Certes, il y a eu un accroissement du nombre d’établissements déclarants, mais cette donnée est à relativiser puisque la proportion d’établissements est restée stable en Ile de France. Les atteintes aux biens sont également comptabilisées, à partir d’une grille comportant quatre niveaux de gravité.  Constatation de Fabienne Guerrieri, Commissaire divisionnaire en charge de l’Observatoire national des violences en milieu hospitalier (Onvmh) : une tendance, depuis quatre ans, au passage direct des injures aux coups, « sans passer par les menaces préalables ». Or, ajoute-t-elle dans Macsf info, « près de la moitié des violences sont des coups. (…) Inutile de préciser que la violence est devenue une préoccupation majeure des établissements de santé, relayée notamment par la direction générale de l’offre de soins (Dgos).»

Pourtant, ajoute la commissaire, le niveau de plaintes reste bas, 13 % au niveau national suite à une agression, mais 38 % à l’AP-HP (Assistante publique-Hôpitaux de Paris), où une politique active d’accompagnement et de suivi de la victime a été mise en place.

Un protocole a notamment été signé par les ministères de l’Intérieur, de la Santé et de la Justice. Selon le résumé du Commissaire Guerrieri, il permet « une prise en rendez-vous rapide pour déposer plainte, organise une réunion au moins une fois par an entre le directeur d’établissement et le procureur de la République et assure un retour aux victimes notamment via le comité hygiène et sécurité et des conditions de travail (Chsct) ». Pour aller encore plus loin, la Fédération hospitalière de France (FHF) travaille actuellement, avec la police,  à la rédaction de fiches pratiques destinées aux victimes, aux cadres santé qui doivent les épauler et à la direction qui doit mettre un avocat à la disposition de la victime. But : faire augmenter le taux de plainte.

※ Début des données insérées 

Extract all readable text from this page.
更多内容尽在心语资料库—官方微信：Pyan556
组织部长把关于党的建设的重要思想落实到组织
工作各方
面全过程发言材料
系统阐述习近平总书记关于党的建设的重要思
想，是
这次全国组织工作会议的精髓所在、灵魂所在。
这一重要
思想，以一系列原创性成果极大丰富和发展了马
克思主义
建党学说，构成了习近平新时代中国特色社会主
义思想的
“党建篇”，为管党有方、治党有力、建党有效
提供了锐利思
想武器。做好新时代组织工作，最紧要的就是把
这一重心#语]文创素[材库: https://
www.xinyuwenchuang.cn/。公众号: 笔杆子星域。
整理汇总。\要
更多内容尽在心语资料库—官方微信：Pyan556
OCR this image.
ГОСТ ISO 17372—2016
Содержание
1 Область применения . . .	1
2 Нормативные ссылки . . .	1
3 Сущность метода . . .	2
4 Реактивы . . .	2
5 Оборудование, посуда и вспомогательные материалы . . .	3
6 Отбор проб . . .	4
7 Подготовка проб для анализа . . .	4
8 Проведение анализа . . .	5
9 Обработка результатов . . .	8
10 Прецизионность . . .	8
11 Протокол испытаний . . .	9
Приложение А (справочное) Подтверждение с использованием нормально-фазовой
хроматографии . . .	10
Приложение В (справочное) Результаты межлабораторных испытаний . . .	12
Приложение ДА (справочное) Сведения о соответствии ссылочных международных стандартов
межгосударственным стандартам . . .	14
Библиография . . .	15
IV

 "Les violences faites aux soignants sont un facteur majeur de désertification et de destruction du maillage des soins, aggravant une démographie de santé déjà préoccupante"

Cette mobilisation de l’hôpital public intéresse au plus haut point la médecine libérale. Prenant exemple sur ce protocole, les sept ordres professionnels « particulièrement préoccupés par l’augmentation des actes de violence contre les professions de santé » et l’Etat (les ministères de la Santé, Intérieur et Justice) ont renforcé en mai dernier, leur partenariat pour la sécurité des professionnels de santé. Le protocole national signé engage les services centraux et déconcentrés des trois Ministères, les Agences Régionales de Santé (ARS)  ainsi que les différentes instances territoriales des Ordres, sous l’égide et la coordination du préfet du département et du Procureur de la République.

Ce dispositif va permettre aux professionnels de santé et à leurs représentants de décliner de façon concertée et adaptée toutes les mesures propres à prévenir et gérer les violences faites aux soignants qui sont « un facteur majeur de désertification et de destruction du maillage des soins, aggravant une démographie de santé déjà préoccupante », explique l’Ordre des médecins.  

Dès à présent, les Ordres de Santé, seuls interlocuteurs « institutionnels » des services de Justice, de Police et de Gendarmerie, entendent s’impliquer fortement dans la mise en place de ce protocole.